Las telenovelas no son esa fuente inagotable de ingresos de la que me hablaba a mí mismo. Mimí Bechelani lo supo mejor que nadie. Luego de algunos libretos pergeñados durante la década de los sesenta prácticamente fue relegada a la escritura confesional. Decepcionada del Telesistema Mexicano se enclaustró en una casa cerca del río de la Piedad para terminar de escribir sus inútiles memorias. Siempre se preguntó si acaso a alguien le interesaría la imbécil biografía de una pobre mujer destinada a hacer tanto el amor como la literatura "por encargo". Mimí fue feliz por obligación, lo reconoció al final de su vida. No sé si lo reconoció ella o esa extraña voz de su conciencia que se entrometió en sus legajos de papel. Víctima de una maldición olímpica, concibió horizontes a los que su cuerpo, pero sobre todo su mente y su espíritu, jamás serían capaces de llegar. Vislumbró una intimidad promisoria desde las catacumbas del matrimonio, avizoró la gloria literaria desde la defenestrada industria de la melcocha serial. No estaba preparada para tan duro golpe de los dioses. Creyó, porque así se lo hizo creer, que su infancia ennegrecida se vería recompensada con una madurez cromática; pero pronto se dio cuenta de que su naturaleza, la naturaleza del hombre, era la de un albergue de esperanzas desahuciadas, que nunca verían más que su propio fin.

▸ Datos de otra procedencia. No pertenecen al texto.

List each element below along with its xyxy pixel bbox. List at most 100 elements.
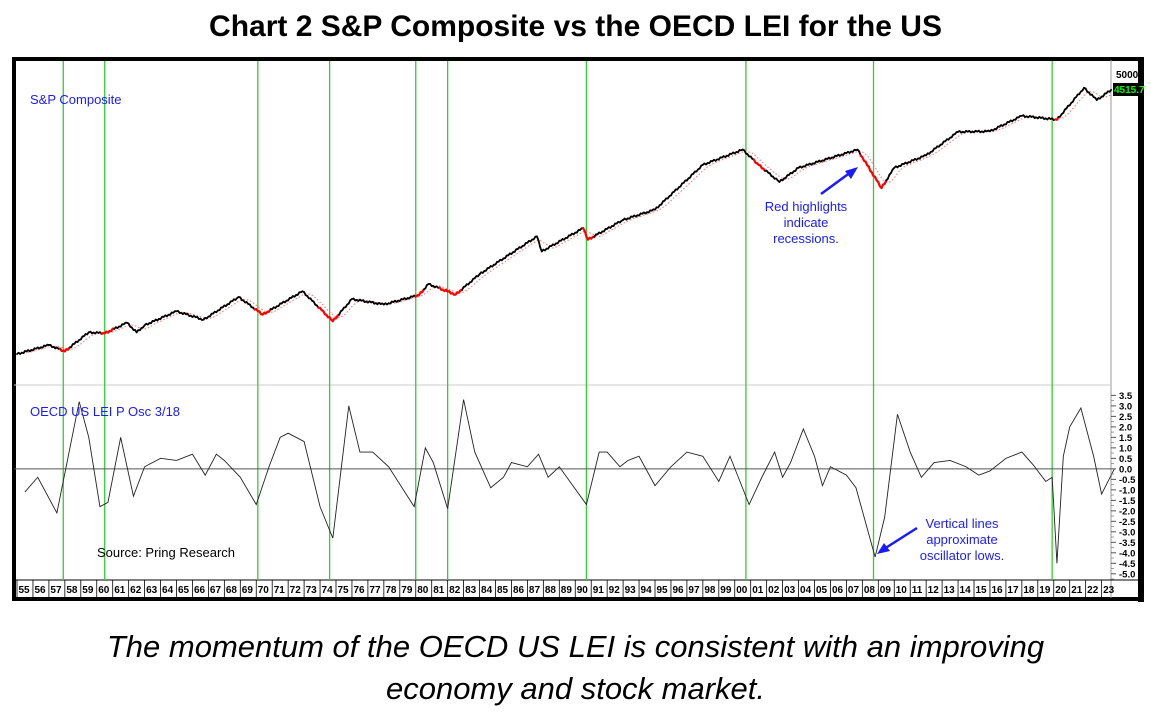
y-tick-label: -1.5 bbox=[1119, 496, 1136, 507]
x-tick-label: 12 bbox=[928, 585, 940, 596]
oscillator-line bbox=[24, 399, 1115, 564]
lows-note-line2: approximate bbox=[926, 532, 998, 547]
x-tick-label: 86 bbox=[513, 585, 525, 596]
vertical-lines bbox=[62, 61, 1053, 580]
x-tick-label: 85 bbox=[497, 585, 509, 596]
y-tick-label: -3.5 bbox=[1119, 538, 1136, 549]
x-tick-label: 56 bbox=[34, 585, 46, 596]
x-tick-label: 91 bbox=[593, 585, 605, 596]
x-tick-label: 71 bbox=[274, 585, 286, 596]
lower-panel-label: OECD US LEI P Osc 3/18 bbox=[30, 404, 180, 419]
x-tick-label: 82 bbox=[449, 585, 461, 596]
x-tick-label: 79 bbox=[401, 585, 413, 596]
caption-line-2: economy and stock market. bbox=[385, 671, 766, 706]
x-tick-label: 64 bbox=[162, 585, 174, 596]
y-tick-label: -2.5 bbox=[1119, 517, 1136, 528]
x-tick-label: 09 bbox=[880, 585, 892, 596]
x-tick-label: 72 bbox=[290, 585, 302, 596]
caption-line-1: The momentum of the OECD US LEI is consi… bbox=[106, 629, 1045, 664]
upper-panel-label: S&P Composite bbox=[30, 92, 122, 107]
sp-composite-series bbox=[16, 86, 1113, 355]
x-tick-label: 87 bbox=[529, 585, 541, 596]
x-tick-label: 57 bbox=[50, 585, 62, 596]
x-tick-label: 16 bbox=[991, 585, 1003, 596]
y-tick-label: -3.0 bbox=[1119, 527, 1135, 538]
upper-y-tick-label: 5000 bbox=[1116, 70, 1139, 81]
oscillator-series bbox=[24, 399, 1115, 564]
last-value-label: 4515.7 bbox=[1114, 85, 1145, 96]
x-tick-label: 15 bbox=[976, 585, 988, 596]
recession-note-line1: Red highlights bbox=[765, 199, 848, 214]
recession-arrow bbox=[820, 167, 858, 196]
x-tick-label: 76 bbox=[353, 585, 365, 596]
x-tick-label: 88 bbox=[545, 585, 557, 596]
y-tick-label: -1.0 bbox=[1119, 485, 1135, 496]
x-tick-label: 65 bbox=[178, 585, 190, 596]
y-tick-label: 1.5 bbox=[1119, 433, 1133, 444]
y-tick-label: 1.0 bbox=[1119, 443, 1132, 454]
x-tick-label: 03 bbox=[784, 585, 796, 596]
source-label: Source: Pring Research bbox=[97, 545, 235, 560]
caption: The momentum of the OECD US LEI is consi… bbox=[0, 626, 1151, 710]
x-tick-label: 66 bbox=[194, 585, 206, 596]
x-tick-label: 93 bbox=[625, 585, 637, 596]
sp-segment bbox=[1108, 88, 1113, 93]
last-value-box bbox=[1113, 83, 1143, 96]
y-tick-label: 3.0 bbox=[1119, 401, 1132, 412]
y-tick-label: -0.5 bbox=[1119, 475, 1136, 486]
x-tick-label: 97 bbox=[688, 585, 700, 596]
recession-note-line2: indicate bbox=[784, 215, 829, 230]
x-tick-label: 18 bbox=[1023, 585, 1035, 596]
x-tick-label: 60 bbox=[98, 585, 110, 596]
x-tick-label: 19 bbox=[1039, 585, 1051, 596]
x-tick-label: 90 bbox=[577, 585, 589, 596]
x-tick-label: 80 bbox=[417, 585, 429, 596]
x-tick-label: 21 bbox=[1071, 585, 1083, 596]
x-tick-label: 73 bbox=[306, 585, 318, 596]
x-tick-label: 70 bbox=[258, 585, 270, 596]
sp-segment bbox=[537, 239, 542, 249]
x-tick-label: 74 bbox=[322, 585, 334, 596]
x-tick-label: 10 bbox=[896, 585, 908, 596]
x-tick-label: 06 bbox=[832, 585, 844, 596]
x-tick-label: 20 bbox=[1055, 585, 1067, 596]
x-tick-label: 55 bbox=[19, 585, 31, 596]
x-tick-label: 02 bbox=[768, 585, 780, 596]
y-tick-label: 0.5 bbox=[1119, 454, 1133, 465]
y-tick-label: 2.5 bbox=[1119, 412, 1133, 423]
chart-title: Chart 2 S&P Composite vs the OECD LEI fo… bbox=[209, 10, 942, 43]
x-tick-label: 94 bbox=[641, 585, 653, 596]
right-border-bar bbox=[1138, 57, 1144, 602]
x-tick-label: 61 bbox=[114, 585, 126, 596]
x-tick-label: 96 bbox=[672, 585, 684, 596]
x-tick-label: 89 bbox=[561, 585, 573, 596]
x-tick-label: 63 bbox=[146, 585, 158, 596]
y-tick-label: 3.5 bbox=[1119, 391, 1133, 402]
x-tick-label: 17 bbox=[1007, 585, 1019, 596]
x-tick-label: 00 bbox=[736, 585, 748, 596]
lows-note-line1: Vertical lines bbox=[926, 516, 999, 531]
oscillator-y-ticks: 3.53.02.52.01.51.00.50.0-0.5-1.0-1.5-2.0… bbox=[1111, 391, 1136, 580]
lows-arrow bbox=[877, 526, 918, 554]
y-tick-label: -4.0 bbox=[1119, 548, 1135, 559]
x-tick-label: 22 bbox=[1087, 585, 1099, 596]
x-tick-label: 05 bbox=[816, 585, 828, 596]
x-axis-ticks: 55 56 57 58 59 60 61 62 63 64 65 66 67 68 69 70 71 72 73 74… bbox=[16, 580, 1115, 598]
recession-note-line3: recessions. bbox=[773, 231, 839, 246]
x-tick-label: 59 bbox=[82, 585, 94, 596]
x-tick-label: 01 bbox=[752, 585, 764, 596]
y-tick-label: -5.0 bbox=[1119, 569, 1135, 580]
x-tick-label: 07 bbox=[848, 585, 860, 596]
x-tick-label: 04 bbox=[800, 585, 812, 596]
x-tick-label: 95 bbox=[657, 585, 669, 596]
y-tick-label: 2.0 bbox=[1119, 422, 1132, 433]
x-tick-label: 62 bbox=[130, 585, 142, 596]
x-tick-label: 67 bbox=[210, 585, 222, 596]
x-tick-label: 81 bbox=[433, 585, 445, 596]
x-tick-label: 99 bbox=[720, 585, 732, 596]
chart-frame bbox=[12, 57, 1142, 601]
x-tick-label: 84 bbox=[481, 585, 493, 596]
x-tick-label: 75 bbox=[338, 585, 350, 596]
x-tick-label: 11 bbox=[912, 585, 923, 596]
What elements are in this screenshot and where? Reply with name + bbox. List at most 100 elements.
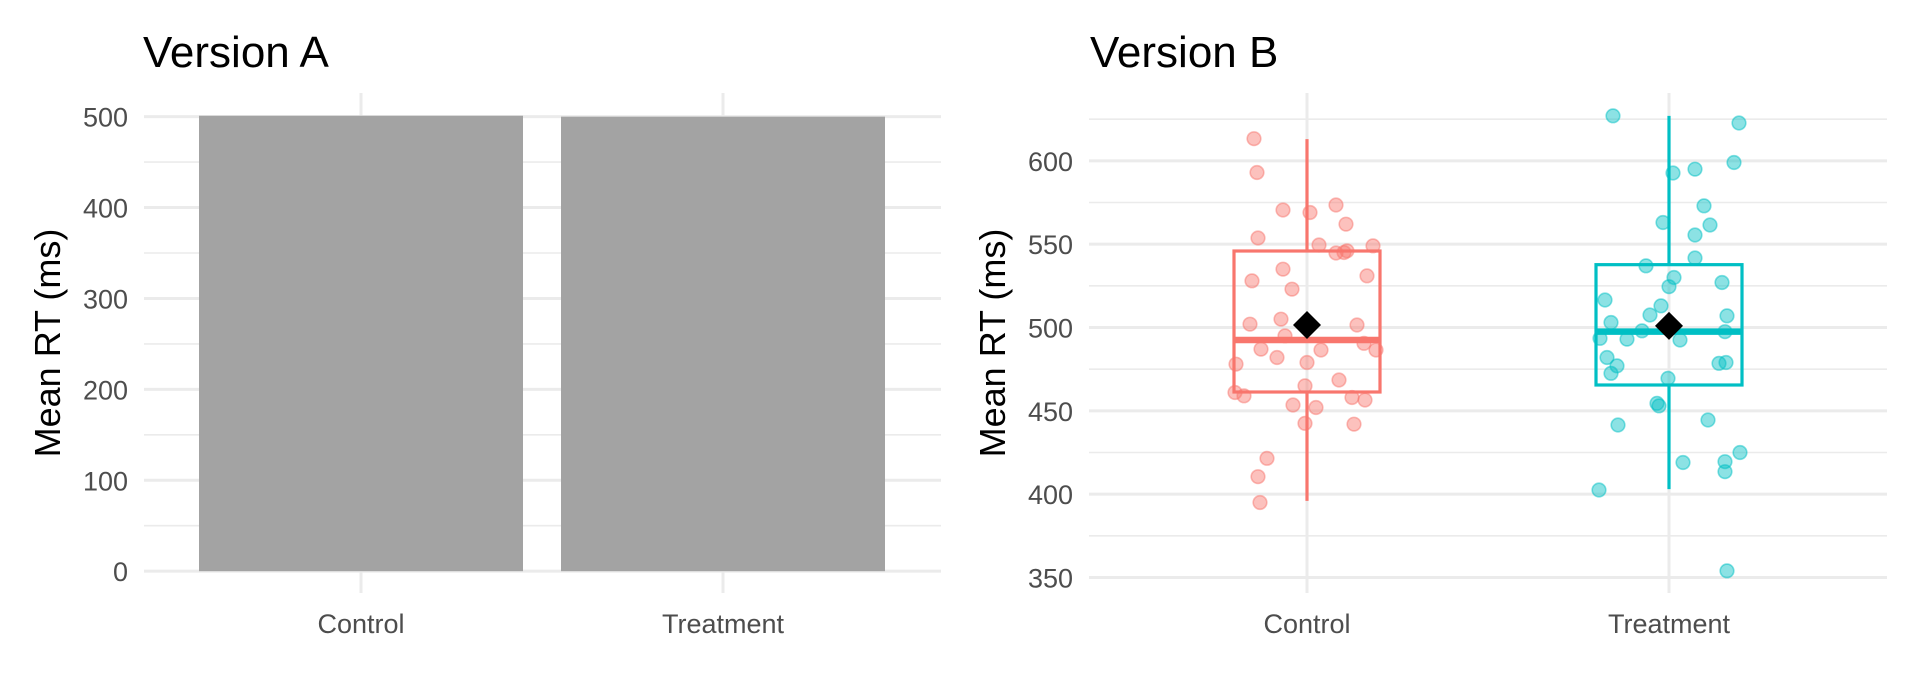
data-point [1250,469,1266,485]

Ahora, desde el rincón de una cantina en Coyoacan, (no sé qué demonios hago aquí, me largo en este instante), te escribo en mi triste y desvencijada macbook. Parece que ella también tiene flojera de vivir. En el Spleen de París, Baudelaire debió haber considerado las múltiples ocasiones en que los hombres perdemos la esperanza por culpa de una mujer; en mi caso, por culpa de "unas" mujeres. Quizá te parezca innecesaria esta analogía, pero me vale madre lo que pienses. Me siento, justo ahora, como Andrés Manuel cuando la mafia nos robó la presidencia, como Calderón cuando perdió la guerra, como el Chapo, cuando lo arriesgó todo por las nalgas de una vieja: infeliz, desilusionado, hasta la madre de este mundo sin compasión. No sé por qué, pero sospecho que sólo tú puedes salvarnos. ¡Oh, Mesías redentor, regresa a consolar a los tristes, tus tristes, dales agua a los sedientos, tus sedientos, vuelve a engañar a los que desean ser engañados!